2. What does your partnership with the Foundation mean to you?

It means there will be a scholarship available year after year after year to help young people in my community achieve their goals. After reading about all the accomplishments the Foundation has made possible for the Rhode Island community, I couldn’t wait to be a part of the organization.

3. Why did you specifically choose to become a member of the Foundation’s 1916 Society?
I’m giving back to the community now, but I asked myself, ‘How could I do more?’ By giving more in the future, I’ll be able to help many, many more students. I serve on about 10 scholarship committees (including the Rhode Island Commission on Women/Freda Goldman Education Award committee at the Foundation), thus I know that our Rhode Island students are in need of financial help for their education. Giving is an investment for me, and by being a member of the 1916 society I’m able to make a greater investment that will benefit my community forever.
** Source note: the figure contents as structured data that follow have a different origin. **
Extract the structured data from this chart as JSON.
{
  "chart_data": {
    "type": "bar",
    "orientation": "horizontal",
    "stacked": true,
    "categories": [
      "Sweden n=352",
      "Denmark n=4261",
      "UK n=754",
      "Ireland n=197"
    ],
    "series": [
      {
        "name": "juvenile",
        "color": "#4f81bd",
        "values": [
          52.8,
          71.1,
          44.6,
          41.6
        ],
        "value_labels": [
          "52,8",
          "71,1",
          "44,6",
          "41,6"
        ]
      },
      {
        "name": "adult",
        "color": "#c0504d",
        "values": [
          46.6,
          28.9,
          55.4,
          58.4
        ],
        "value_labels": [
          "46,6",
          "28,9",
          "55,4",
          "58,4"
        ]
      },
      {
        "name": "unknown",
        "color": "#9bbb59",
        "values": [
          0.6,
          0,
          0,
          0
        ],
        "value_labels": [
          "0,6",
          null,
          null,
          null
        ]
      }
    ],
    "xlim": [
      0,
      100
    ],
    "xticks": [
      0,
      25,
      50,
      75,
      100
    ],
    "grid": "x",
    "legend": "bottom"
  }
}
4. What inspires you to give?
Teaching school has been my inspiration for most of my life. For 42 years, my goal was to promote learning for all students. After retirement, it became an extension of my mission statement as I continue to help students and my community.

5. What is your hope for Rhode Island?
I hope that the children I work with, and the minor things I do for them, will help them realize that they also should give back. With a head start towards their own individual endeavors, many will become successful and will be able to give back to others. I feel it is this kind of philanthropy that will cause our community to be stronger, resulting in a give and give back investment for our state.